Computer Use Democratized
Claude Sonnet 4.6's 72.5% score on OSWorld-Verified essentially ties Opus 4.6's 72.7%—bringing sophisticated desktop automation to mid-tier pricing.
What is OSWorld?
OSWorld tests AI models on real computer tasks:
- Web browsing and form filling
- Desktop application use
- File management
- Multi-step workflows
- Cross-application tasks
Performance Comparison
| Model | OSWorld-Verified | Price |
| Opus 4.6 | 72.7% | $15/$75 |
| Sonnet 4.6 | 72.5% | $3/$15 |
| Sonnet 4.5 | 61.4% | $3/$15 |
| GPT-5.2 | ~65% | $1.75/$14 |
Sonnet 4.6 improved 11+ points from Sonnet 4.5, reaching Opus parity.
Practical Capabilities
Sonnet 4.6 can now reliably:
Web Automation
- Fill complex forms with validation
- Navigate multi-step checkout flows
- Extract data from dynamic websites
Desktop Tasks
- Manipulate spreadsheets
- Process documents across applications
- Manage file systems
Enterprise Workflows
- Expense report submission
- Data entry automation
- Testing and QA scenarios
Enterprise Interest
RPA vendors are taking notice:
"We're evaluating Sonnet 4.6 for our automation platform.

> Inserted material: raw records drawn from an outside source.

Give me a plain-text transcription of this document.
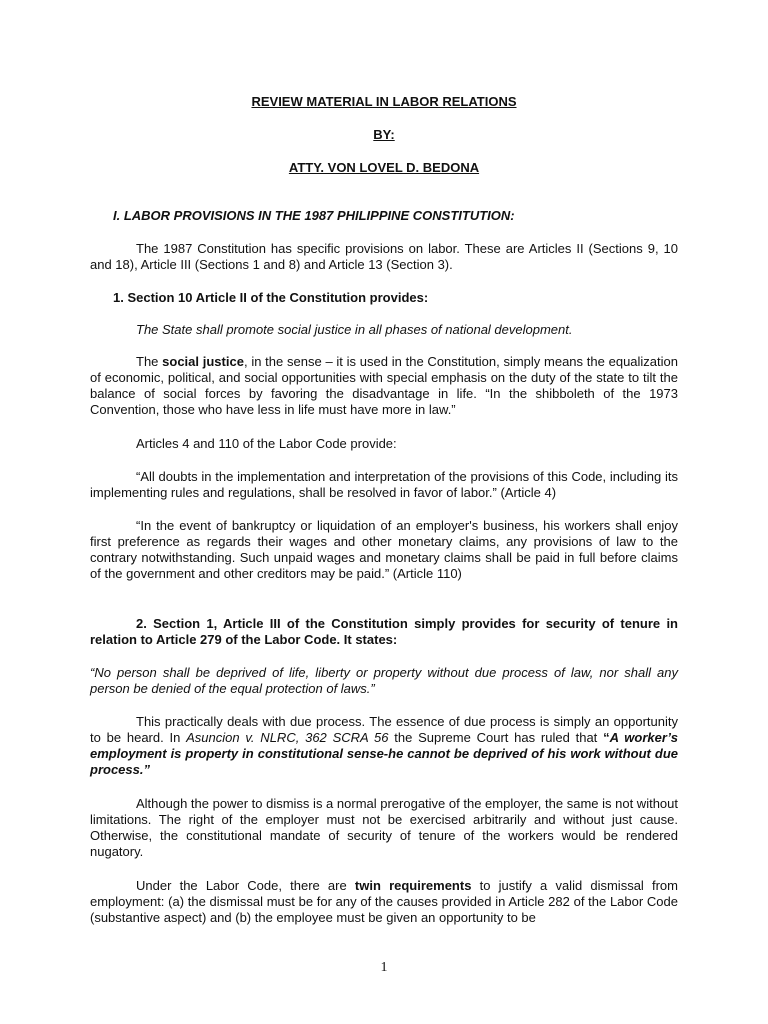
REVIEW MATERIAL IN LABOR RELATIONS
BY:
ATTY. VON LOVEL D. BEDONA
I. LABOR PROVISIONS IN THE 1987 PHILIPPINE CONSTITUTION:

The 1987 Constitution has specific provisions on labor. These are Articles II (Sections 9, 10 and 18), Article III (Sections 1 and 8) and Article 13 (Section 3).

1. Section 10 Article II of the Constitution provides:
The State shall promote social justice in all phases of national development.

The social justice, in the sense – it is used in the Constitution, simply means the equalization of economic, political, and social opportunities with special emphasis on the duty of the state to tilt the balance of social forces by favoring the disadvantage in life. “In the shibboleth of the 1973 Convention, those who have less in life must have more in law.”

Articles 4 and 110 of the Labor Code provide:

“All doubts in the implementation and interpretation of the provisions of this Code, including its implementing rules and regulations, shall be resolved in favor of labor.” (Article 4)

“In the event of bankruptcy or liquidation of an employer's business, his workers shall enjoy first preference as regards their wages and other monetary claims, any provisions of law to the contrary notwithstanding. Such unpaid wages and monetary claims shall be paid in full before claims of the government and other creditors may be paid.” (Article 110)

2. Section 1, Article III of the Constitution simply provides for security of tenure in relation to Article 279 of the Labor Code. It states:

“No person shall be deprived of life, liberty or property without due process of law, nor shall any person be denied of the equal protection of laws.”

This practically deals with due process. The essence of due process is simply an opportunity to be heard. In Asuncion v. NLRC, 362 SCRA 56 the Supreme Court has ruled that “A worker’s employment is property in constitutional sense-he cannot be deprived of his work without due process.”

Although the power to dismiss is a normal prerogative of the employer, the same is not without limitations. The right of the employer must not be exercised arbitrarily and without just cause. Otherwise, the constitutional mandate of security of tenure of the workers would be rendered nugatory.

Under the Labor Code, there are twin requirements to justify a valid dismissal from employment: (a) the dismissal must be for any of the causes provided in Article 282 of the Labor Code (substantive aspect) and (b) the employee must be given an opportunity to be

1
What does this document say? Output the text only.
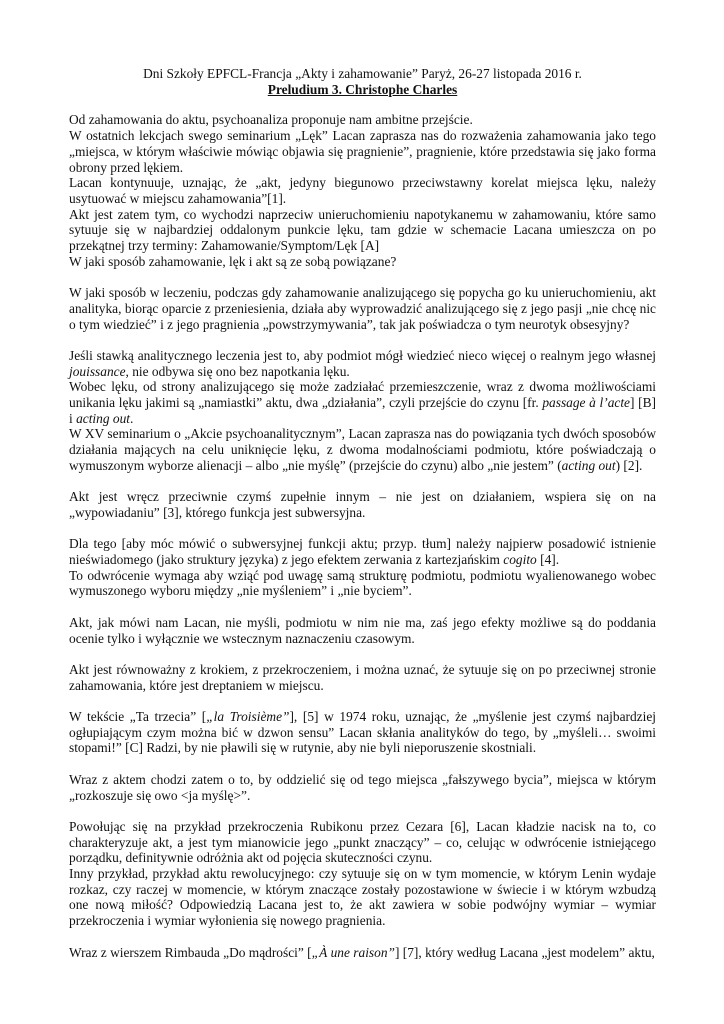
Dni Szkoły EPFCL-Francja „Akty i zahamowanie” Paryż, 26-27 listopada 2016 r.
Preludium 3. Christophe Charles
Od zahamowania do aktu, psychoanaliza proponuje nam ambitne przejście.
W ostatnich lekcjach swego seminarium „Lęk” Lacan zaprasza nas do rozważenia zahamowania jako tego „miejsca, w którym właściwie mówiąc objawia się pragnienie”, pragnienie, które przedstawia się jako forma obrony przed lękiem.
Lacan kontynuuje, uznając, że „akt, jedyny biegunowo przeciwstawny korelat miejsca lęku, należy usytuować w miejscu zahamowania”[1].
Akt jest zatem tym, co wychodzi naprzeciw unieruchomieniu napotykanemu w zahamowaniu, które samo sytuuje się w najbardziej oddalonym punkcie lęku, tam gdzie w schemacie Lacana umieszcza on po przekątnej trzy terminy: Zahamowanie/Symptom/Lęk [A]
W jaki sposób zahamowanie, lęk i akt są ze sobą powiązane?
W jaki sposób w leczeniu, podczas gdy zahamowanie analizującego się popycha go ku unieruchomieniu, akt analityka, biorąc oparcie z przeniesienia, działa aby wyprowadzić analizującego się z jego pasji „nie chcę nic o tym wiedzieć” i z jego pragnienia „powstrzymywania”, tak jak poświadcza o tym neurotyk obsesyjny?
Jeśli stawką analitycznego leczenia jest to, aby podmiot mógł wiedzieć nieco więcej o realnym jego własnej jouissance, nie odbywa się ono bez napotkania lęku.
Wobec lęku, od strony analizującego się może zadziałać przemieszczenie, wraz z dwoma możliwościami unikania lęku jakimi są „namiastki” aktu, dwa „działania”, czyli przejście do czynu [fr. passage à l’acte] [B] i acting out.
W XV seminarium o „Akcie psychoanalitycznym”, Lacan zaprasza nas do powiązania tych dwóch sposobów działania mających na celu uniknięcie lęku, z dwoma modalnościami podmiotu, które poświadczają o wymuszonym wyborze alienacji – albo „nie myślę” (przejście do czynu) albo „nie jestem” (acting out) [2].
Akt jest wręcz przeciwnie czymś zupełnie innym – nie jest on działaniem, wspiera się on na „wypowiadaniu” [3], którego funkcja jest subwersyjna.
Dla tego [aby móc mówić o subwersyjnej funkcji aktu; przyp. tłum] należy najpierw posadowić istnienie nieświadomego (jako struktury języka) z jego efektem zerwania z kartezjańskim cogito [4].
To odwrócenie wymaga aby wziąć pod uwagę samą strukturę podmiotu, podmiotu wyalienowanego wobec wymuszonego wyboru między „nie myśleniem” i „nie byciem”.
Akt, jak mówi nam Lacan, nie myśli, podmiotu w nim nie ma, zaś jego efekty możliwe są do poddania ocenie tylko i wyłącznie we wstecznym naznaczeniu czasowym.
Akt jest równoważny z krokiem, z przekroczeniem, i można uznać, że sytuuje się on po przeciwnej stronie zahamowania, które jest dreptaniem w miejscu.
W tekście „Ta trzecia” [„la Troisième”], [5] w 1974 roku, uznając, że „myślenie jest czymś najbardziej ogłupiającym czym można bić w dzwon sensu” Lacan skłania analityków do tego, by „myśleli… swoimi stopami!” [C] Radzi, by nie pławili się w rutynie, aby nie byli nieporuszenie skostniali.
Wraz z aktem chodzi zatem o to, by oddzielić się od tego miejsca „fałszywego bycia”, miejsca w którym „rozkoszuje się owo <ja myślę>”.
Powołując się na przykład przekroczenia Rubikonu przez Cezara [6], Lacan kładzie nacisk na to, co charakteryzuje akt, a jest tym mianowicie jego „punkt znaczący” – co, celując w odwrócenie istniejącego porządku, definitywnie odróżnia akt od pojęcia skuteczności czynu.
Inny przykład, przykład aktu rewolucyjnego: czy sytuuje się on w tym momencie, w którym Lenin wydaje rozkaz, czy raczej w momencie, w którym znaczące zostały pozostawione w świecie i w którym wzbudzą one nową miłość? Odpowiedzią Lacana jest to, że akt zawiera w sobie podwójny wymiar – wymiar przekroczenia i wymiar wyłonienia się nowego pragnienia.
Wraz z wierszem Rimbauda „Do mądrości” [„À une raison”] [7], który według Lacana „jest modelem” aktu,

At these performance levels and this price point, AI-first RPA becomes viable for mid-market companies." — VP Product, Automation startup
Implementation Example
python
# Simple form automation with Sonnet 4.6
response = client.messages.create(
model="claude-sonnet-4-6-20260217",
max_tokens=4096,
tools=[{"type": "computer_20241022", "name": "computer", ...}],
messages=[{
"role": "user",
"content": [
{"type": "image", "source": screenshot},
{"type": "text", "text": "Fill out this expense form: Date 2/17, Amount $145.50, Category: Travel"}
]
}]
)
Safety Considerations
Anthropic emphasizes safety with computer use:
- Sandboxed execution recommended
- Human approval for sensitive actions
- Audit logging for compliance
- Rate limiting to prevent runaway agents
The Pricing Impact
A typical enterprise computer use deployment:
- Opus 4.6: ~$1,500/month for 20K tasks
- Sonnet 4.6: ~$300/month for same tasks
80% cost reduction with equivalent performance.
What's Next
As computer use matures, expect:
- Integration with enterprise RPA platforms
- Compliance certifications for regulated industries
- More sophisticated multi-step orchestration
- Better handling of dynamic/animated UIs
Conclusion
Sonnet 4.6 has removed the cost barrier to AI-powered computer automation. What was premium capability six months ago is now standard tier.